Donc, plus aucune valeur au porteur ; tous les titres devront porter le nom de leur propriétaire, absolument comme les actes constatant la propriété des maisons, des champs, des vignes, etc. ; obligation imposée à toutes les compagnies et sociétés industrielles de tenir et de communiquer à toute réquisition aux agents de l’État le registre de mutation de leurs valeurs, comme cela se passe du reste déjà pour la plupart des actions et obligations des valeurs industrielles. Quant aux valeurs étrangères, leur négociation en France ne pourrait avoir lieu aussi que moyennant des registres tenus ad hoc par les agents de change ou autres fonctionnaires préposés à ces mutations, et les titres acquis ou transmis ne pourraient être remis qu’après la formalité de l’inscription.

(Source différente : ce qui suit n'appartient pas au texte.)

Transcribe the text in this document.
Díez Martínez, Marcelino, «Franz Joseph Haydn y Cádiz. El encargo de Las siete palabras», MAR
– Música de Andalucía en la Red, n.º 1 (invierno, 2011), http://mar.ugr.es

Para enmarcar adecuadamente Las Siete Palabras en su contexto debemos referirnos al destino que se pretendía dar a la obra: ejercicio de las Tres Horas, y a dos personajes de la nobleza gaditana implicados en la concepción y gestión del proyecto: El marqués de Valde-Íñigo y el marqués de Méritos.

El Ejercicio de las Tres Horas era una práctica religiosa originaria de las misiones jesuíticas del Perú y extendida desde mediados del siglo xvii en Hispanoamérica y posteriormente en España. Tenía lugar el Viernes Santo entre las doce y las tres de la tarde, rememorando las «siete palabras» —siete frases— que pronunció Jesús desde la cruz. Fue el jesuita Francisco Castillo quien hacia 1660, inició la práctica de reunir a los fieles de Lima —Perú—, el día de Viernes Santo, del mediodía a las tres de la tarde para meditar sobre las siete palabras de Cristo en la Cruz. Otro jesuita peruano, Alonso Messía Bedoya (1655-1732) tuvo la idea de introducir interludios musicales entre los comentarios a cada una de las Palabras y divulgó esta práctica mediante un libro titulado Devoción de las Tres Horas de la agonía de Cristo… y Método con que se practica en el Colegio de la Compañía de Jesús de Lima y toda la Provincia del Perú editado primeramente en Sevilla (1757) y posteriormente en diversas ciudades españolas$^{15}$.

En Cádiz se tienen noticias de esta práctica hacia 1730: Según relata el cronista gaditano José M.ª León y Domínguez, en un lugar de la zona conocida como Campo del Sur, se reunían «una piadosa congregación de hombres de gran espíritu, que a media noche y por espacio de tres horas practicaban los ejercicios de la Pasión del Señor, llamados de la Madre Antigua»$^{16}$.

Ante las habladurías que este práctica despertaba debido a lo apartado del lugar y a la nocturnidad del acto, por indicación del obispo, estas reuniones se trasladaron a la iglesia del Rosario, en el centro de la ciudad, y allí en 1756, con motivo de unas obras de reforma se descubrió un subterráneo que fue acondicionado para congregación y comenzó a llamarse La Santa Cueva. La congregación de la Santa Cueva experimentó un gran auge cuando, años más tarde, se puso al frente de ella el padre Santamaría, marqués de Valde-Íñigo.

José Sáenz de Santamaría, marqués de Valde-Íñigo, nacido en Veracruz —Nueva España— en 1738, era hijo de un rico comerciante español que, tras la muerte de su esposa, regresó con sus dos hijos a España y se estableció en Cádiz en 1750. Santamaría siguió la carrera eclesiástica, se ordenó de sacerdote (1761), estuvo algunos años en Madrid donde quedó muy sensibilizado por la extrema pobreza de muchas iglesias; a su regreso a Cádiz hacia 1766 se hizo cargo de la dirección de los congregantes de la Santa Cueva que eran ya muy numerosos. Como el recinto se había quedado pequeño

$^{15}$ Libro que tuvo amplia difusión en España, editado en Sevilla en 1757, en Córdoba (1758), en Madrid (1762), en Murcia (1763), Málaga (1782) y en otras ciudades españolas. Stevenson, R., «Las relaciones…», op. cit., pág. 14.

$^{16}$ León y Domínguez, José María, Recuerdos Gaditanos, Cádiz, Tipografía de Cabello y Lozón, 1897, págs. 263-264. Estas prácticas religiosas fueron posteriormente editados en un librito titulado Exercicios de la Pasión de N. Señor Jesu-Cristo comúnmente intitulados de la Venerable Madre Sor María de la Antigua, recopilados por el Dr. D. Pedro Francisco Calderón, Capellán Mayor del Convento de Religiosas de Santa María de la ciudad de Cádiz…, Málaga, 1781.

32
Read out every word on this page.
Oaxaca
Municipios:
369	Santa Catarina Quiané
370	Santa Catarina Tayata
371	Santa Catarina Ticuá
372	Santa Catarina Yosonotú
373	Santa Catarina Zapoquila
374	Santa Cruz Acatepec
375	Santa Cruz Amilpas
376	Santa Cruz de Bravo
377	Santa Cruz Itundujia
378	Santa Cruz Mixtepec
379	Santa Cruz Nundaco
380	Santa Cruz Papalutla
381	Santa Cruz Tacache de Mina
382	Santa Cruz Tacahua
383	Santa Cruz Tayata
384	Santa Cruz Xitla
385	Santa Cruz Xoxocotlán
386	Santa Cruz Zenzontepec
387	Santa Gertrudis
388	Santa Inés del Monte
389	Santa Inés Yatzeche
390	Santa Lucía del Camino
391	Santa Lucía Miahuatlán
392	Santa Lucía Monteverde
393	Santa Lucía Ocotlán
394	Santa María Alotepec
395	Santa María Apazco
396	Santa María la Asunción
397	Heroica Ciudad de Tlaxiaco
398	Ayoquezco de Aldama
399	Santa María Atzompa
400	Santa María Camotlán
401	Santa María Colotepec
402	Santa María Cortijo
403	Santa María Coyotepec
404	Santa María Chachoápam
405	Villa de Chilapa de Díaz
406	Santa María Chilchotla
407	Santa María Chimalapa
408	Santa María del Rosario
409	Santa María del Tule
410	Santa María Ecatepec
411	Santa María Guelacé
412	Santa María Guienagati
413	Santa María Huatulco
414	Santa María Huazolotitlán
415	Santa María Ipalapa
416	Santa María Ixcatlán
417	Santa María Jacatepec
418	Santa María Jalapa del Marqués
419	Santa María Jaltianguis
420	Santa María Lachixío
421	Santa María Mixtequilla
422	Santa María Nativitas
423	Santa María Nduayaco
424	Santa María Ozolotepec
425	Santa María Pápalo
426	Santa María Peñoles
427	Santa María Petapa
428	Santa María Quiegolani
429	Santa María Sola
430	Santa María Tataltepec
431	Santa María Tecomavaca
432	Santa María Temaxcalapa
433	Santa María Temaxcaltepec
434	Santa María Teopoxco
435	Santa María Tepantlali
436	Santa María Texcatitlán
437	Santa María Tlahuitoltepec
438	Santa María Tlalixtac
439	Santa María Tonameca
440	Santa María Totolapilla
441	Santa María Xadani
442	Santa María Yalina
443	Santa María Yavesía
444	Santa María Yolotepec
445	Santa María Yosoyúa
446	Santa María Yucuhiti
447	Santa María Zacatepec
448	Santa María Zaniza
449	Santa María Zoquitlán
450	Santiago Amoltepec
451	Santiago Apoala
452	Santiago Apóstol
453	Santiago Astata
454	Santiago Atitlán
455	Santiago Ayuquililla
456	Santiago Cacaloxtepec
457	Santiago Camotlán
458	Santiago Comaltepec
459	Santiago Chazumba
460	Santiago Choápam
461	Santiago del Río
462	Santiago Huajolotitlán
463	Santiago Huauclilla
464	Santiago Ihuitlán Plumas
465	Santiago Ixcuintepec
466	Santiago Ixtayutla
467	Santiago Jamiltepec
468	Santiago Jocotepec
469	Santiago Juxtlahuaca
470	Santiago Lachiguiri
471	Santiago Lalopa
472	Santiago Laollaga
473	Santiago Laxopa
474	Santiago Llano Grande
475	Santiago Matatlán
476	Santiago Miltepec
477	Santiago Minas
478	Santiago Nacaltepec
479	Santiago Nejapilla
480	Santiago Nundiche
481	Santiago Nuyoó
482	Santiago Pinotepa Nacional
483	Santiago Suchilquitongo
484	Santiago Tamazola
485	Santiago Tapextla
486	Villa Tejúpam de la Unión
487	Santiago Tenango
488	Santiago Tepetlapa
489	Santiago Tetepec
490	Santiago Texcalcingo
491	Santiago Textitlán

Et pour les valeurs qui, malgré ces précautions, échapperaient encore au titre nominatif, le coupon ne pourrait être payé par un intermédiaire quelconque sans une amende de 25 à 50 % de la valeur, amende à partager entre le porteur et l’agent qui aurait effectué le paiement, comme cela se passe du reste aujourd’hui en matière de transmission d’immeubles, où le fait de la dissimulation du prix est puni d’une amende partagée entre le vendeur et l’acquéreur.

Où serait le mal si une loi venait entraver par l’exigence du titre nominatif ces coups de bourse, ces razzias qui font tant la joie ou le désespoir des spéculateurs et dont le spectacle étonne la partie encore saine de la population ?

Après cette loi protégeant la fortune honnête, si les fissures de ses articles laissent encore échapper quelques valeurs, alors on appliquera la règle déjà en usage en Suisse, en Angleterre, en Allemagne et ailleurs, frappant la valeur dissimulée d’un droit double, triple et même décuple de l’impôt qui aurait dû être payé. Tout cet ensemble de dispositions ne ferait que relever le sens moral en cette matière fiscale, où personne ne croit commettre une faute en trompant le fisc, c’est-à-dire la communauté.